First, recall the Hessian must be a symmetric matrix, since $f_{xy} = f_{yx}$ . An important property of all symmetric matrices is that they all correspond to a diagonal transform (i.e. a dilation, potentially non-uniform) on a rotated set of perpendicular axes.

The axes are shown here in red, and we can clearly see the dilation stretches along one of the axes and shrinks along the other.

As long as neither axis is dilated by a negative factor (i.e. is subject to a reflection), we can see intuitively that the resultant vector field will be pointing away from the origin. On the other hand, if both are dilated by negative factors, all the vectors will be pointing toward the origin. And if one stretch factor is negative and the other positive, we will have a mix of vectors pointing in both directions—this corresponds to the saddle case.
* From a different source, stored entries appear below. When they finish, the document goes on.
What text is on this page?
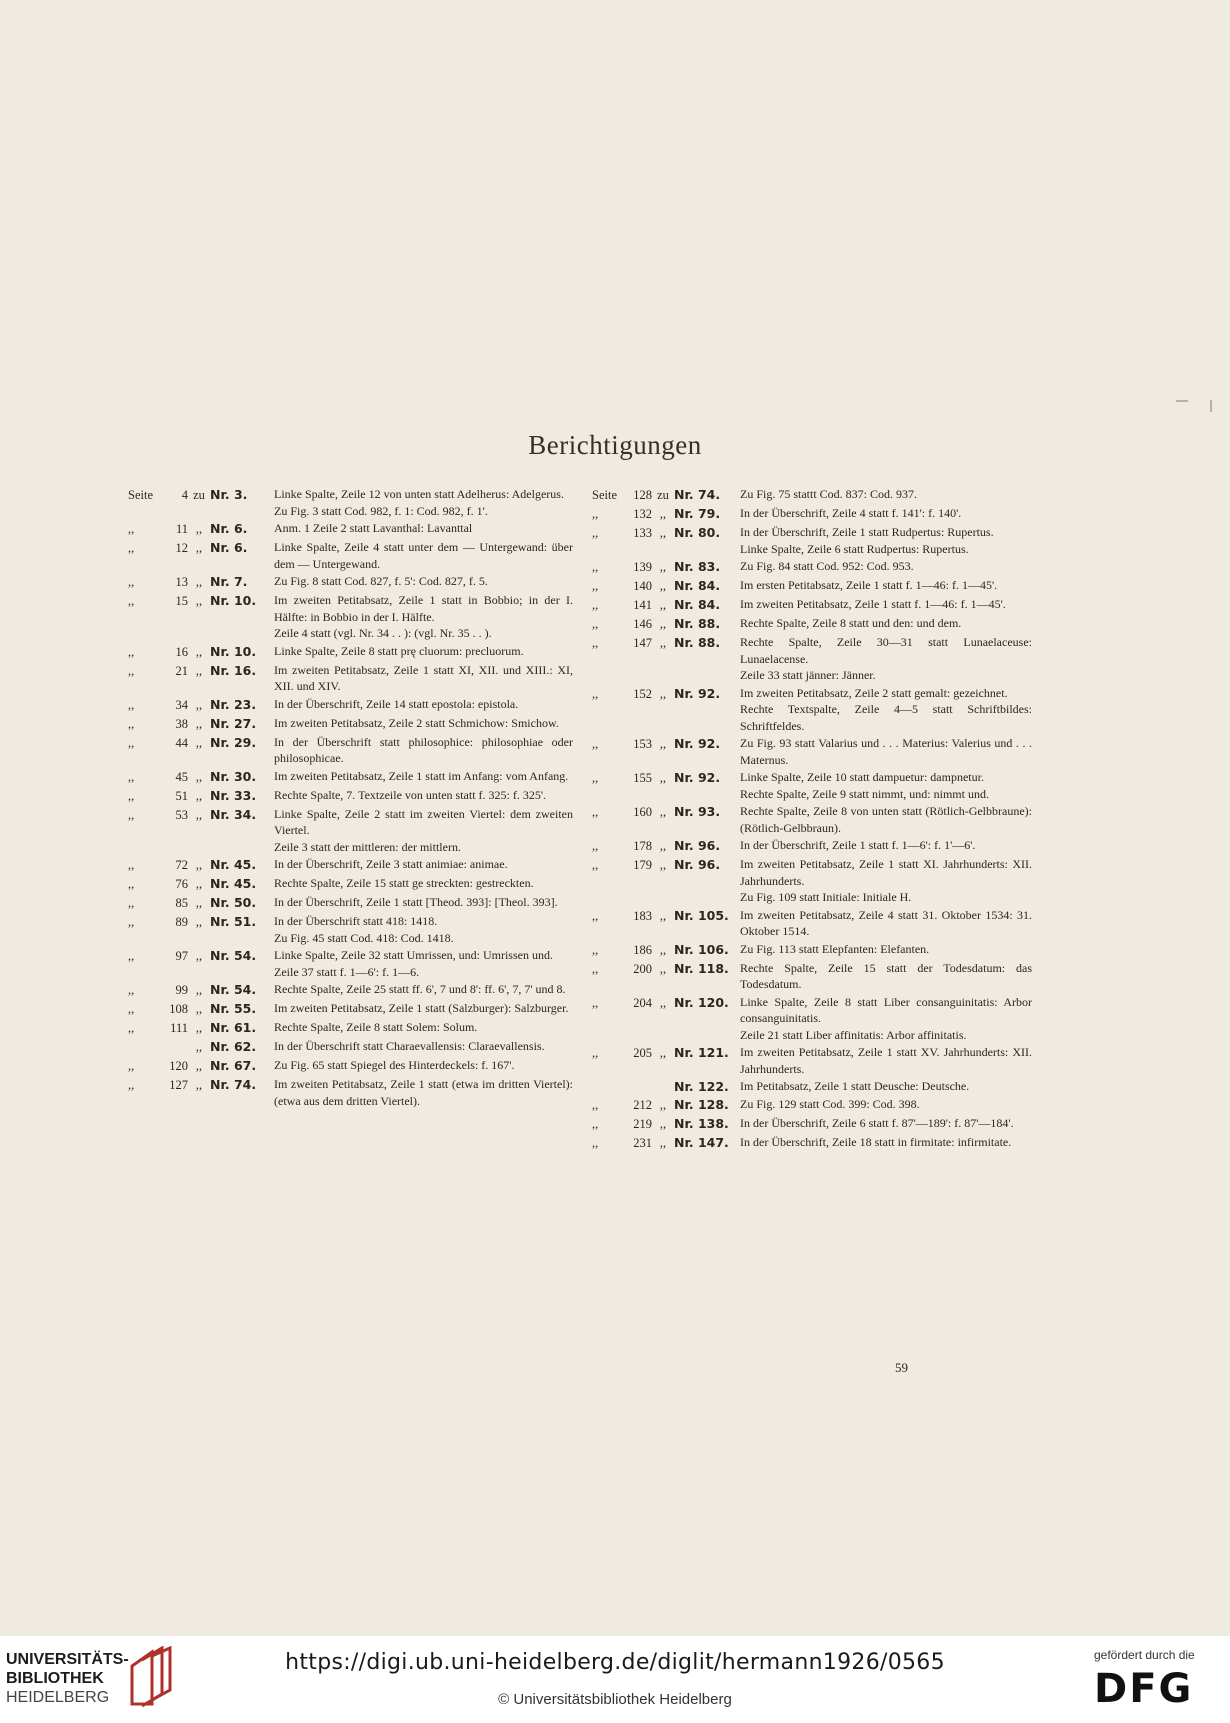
Berichtigungen
Seite	4 zu Nr. 3. Linke Spalte, Zeile 12 von unten statt Adelherus: Adelgerus.

Zu Fig. 3 statt Cod. 982, f. 1: Cod. 982, f. 1'.

,,	11 ,, Nr. 6. Anm. 1 Zeile 2 statt Lavanthal: Lavanttal

,,	12 ,, Nr. 6. Linke Spalte, Zeile 4 statt unter dem — Untergewand: über dem — Untergewand.

,,	13 ,, Nr. 7. Zu Fig. 8 statt Cod. 827, f. 5': Cod. 827, f. 5.

,,	15 ,, Nr. 10. Im zweiten Petitabsatz, Zeile 1 statt in Bobbio; in der I. Hälfte: in Bobbio in der I. Hälfte.

Zeile 4 statt (vgl. Nr. 34 . . ): (vgl. Nr. 35 . . ).

,,	16 ,, Nr. 10. Linke Spalte, Zeile 8 statt prę cluorum: precluorum.

,,	21 ,, Nr. 16. Im zweiten Petitabsatz, Zeile 1 statt XI, XII. und XIII.: XI, XII. und XIV.

,,	34 ,, Nr. 23. In der Überschrift, Zeile 14 statt epostola: epistola.

,,	38 ,, Nr. 27. Im zweiten Petitabsatz, Zeile 2 statt Schmichow: Smichow.

,,	44 ,, Nr. 29. In der Überschrift statt philosophice: philosophiae oder philosophicae.

,,	45 ,, Nr. 30. Im zweiten Petitabsatz, Zeile 1 statt im Anfang: vom Anfang.

,,	51 ,, Nr. 33. Rechte Spalte, 7. Textzeile von unten statt f. 325: f. 325'.

,,	53 ,, Nr. 34. Linke Spalte, Zeile 2 statt im zweiten Viertel: dem zweiten Viertel.

Zeile 3 statt der mittleren: der mittlern.

,,	72 ,, Nr. 45. In der Überschrift, Zeile 3 statt animiae: animae.

,,	76 ,, Nr. 45. Rechte Spalte, Zeile 15 statt ge streckten: gestreckten.

,,	85 ,, Nr. 50. In der Überschrift, Zeile 1 statt [Theod. 393]: [Theol. 393].

,,	89 ,, Nr. 51. In der Überschrift statt 418: 1418.

Zu Fig. 45 statt Cod. 418: Cod. 1418.

,,	97 ,, Nr. 54. Linke Spalte, Zeile 32 statt Umrissen, und: Umrissen und.

Zeile 37 statt f. 1—6': f. 1—6.

,,	99 ,, Nr. 54. Rechte Spalte, Zeile 25 statt ff. 6', 7 und 8': ff. 6', 7, 7' und 8.

,,	108 ,, Nr. 55. Im zweiten Petitabsatz, Zeile 1 statt (Salzburger): Salzburger.

,,	111 ,, Nr. 61. Rechte Spalte, Zeile 8 statt Solem: Solum.

,, Nr. 62. In der Überschrift statt Charaevallensis: Claraevallensis.

,,	120 ,, Nr. 67. Zu Fig. 65 statt Spiegel des Hinterdeckels: f. 167'.

,,	127 ,, Nr. 74. Im zweiten Petitabsatz, Zeile 1 statt (etwa im dritten Viertel): (etwa aus dem dritten Viertel).

Seite	128 zu Nr. 74. Zu Fig. 75 stattt Cod. 837: Cod. 937.

,,	132 ,, Nr. 79. In der Überschrift, Zeile 4 statt f. 141': f. 140'.

,,	133 ,, Nr. 80. In der Überschrift, Zeile 1 statt Rudpertus: Rupertus.

Linke Spalte, Zeile 6 statt Rudpertus: Rupertus.

,,	139 ,, Nr. 83. Zu Fig. 84 statt Cod. 952: Cod. 953.

,,	140 ,, Nr. 84. Im ersten Petitabsatz, Zeile 1 statt f. 1—46: f. 1—45'.

,,	141 ,, Nr. 84. Im zweiten Petitabsatz, Zeile 1 statt f. 1—46: f. 1—45'.

,,	146 ,, Nr. 88. Rechte Spalte, Zeile 8 statt und den: und dem.

,,	147 ,, Nr. 88. Rechte Spalte, Zeile 30—31 statt Lunaelaceuse: Lunaelacense.

Zeile 33 statt jänner: Jänner.

,,	152 ,, Nr. 92. Im zweiten Petitabsatz, Zeile 2 statt gemalt: gezeichnet.

Rechte Textspalte, Zeile 4—5 statt Schriftbildes: Schriftfeldes.

,,	153 ,, Nr. 92. Zu Fig. 93 statt Valarius und . . . Materius: Valerius und . . . Maternus.

,,	155 ,, Nr. 92. Linke Spalte, Zeile 10 statt dampuetur: dampnetur.

Rechte Spalte, Zeile 9 statt nimmt, und: nimmt und.

,,	160 ,, Nr. 93. Rechte Spalte, Zeile 8 von unten statt (Rötlich-Gelbbraune): (Rötlich-Gelbbraun).

,,	178 ,, Nr. 96. In der Überschrift, Zeile 1 statt f. 1—6': f. 1'—6'.

,,	179 ,, Nr. 96. Im zweiten Petitabsatz, Zeile 1 statt XI. Jahrhunderts: XII. Jahrhunderts.

Zu Fig. 109 statt Initiale: Initiale H.

,,	183 ,, Nr. 105. Im zweiten Petitabsatz, Zeile 4 statt 31. Oktober 1534: 31. Oktober 1514.

,,	186 ,, Nr. 106. Zu Fig. 113 statt Elepfanten: Elefanten.

,,	200 ,, Nr. 118. Rechte Spalte, Zeile 15 statt der Todesdatum: das Todesdatum.

,,	204 ,, Nr. 120. Linke Spalte, Zeile 8 statt Liber consanguinitatis: Arbor consanguinitatis.

Zeile 21 statt Liber affinitatis: Arbor affinitatis.

,,	205 ,, Nr. 121. Im zweiten Petitabsatz, Zeile 1 statt XV. Jahrhunderts: XII. Jahrhunderts.

Nr. 122. Im Petitabsatz, Zeile 1 statt Deusche: Deutsche.

,,	212 ,, Nr. 128. Zu Fig. 129 statt Cod. 399: Cod. 398.

,,	219 ,, Nr. 138. In der Überschrift, Zeile 6 statt f. 87'—189': f. 87'—184'.

,,	231 ,, Nr. 147. In der Überschrift, Zeile 18 statt in firmitate: infirmitate.

59
UNIVERSITÄTS-
BIBLIOTHEK
HEIDELBERG
https://digi.ub.uni-heidelberg.de/diglit/hermann1926/0565
© Universitätsbibliothek Heidelberg
gefördert durch die
DFG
Now we see where the determinant comes in: if we think of the determinant of a matrix transform as the amount it scales area by, we can see that the determinant of our transform with stretch factors $a$ and $b$ should just be $ab$ . If $a$ and $b$ are both positive or both negative, corresponding to the local minimum and local maximum cases, respectively, then the determinant will be positive. Otherwise, the determinant must either be less than 0, which corresponds to the saddle case, or 0, in which case the test is inconclusive.

IV. FURTHER READING

Hopefully, you’ve gained a better intuition for both Hessians and the second derivative test for multivariable functions. If you’re curious, here are some more concepts to explore:

A symmetric matrix has perpendicular eigenvectors. N.B: you actually already saw this!
The determinant of any matrix is the product of its eigenvalues.
What does a matrix transpose mean visually?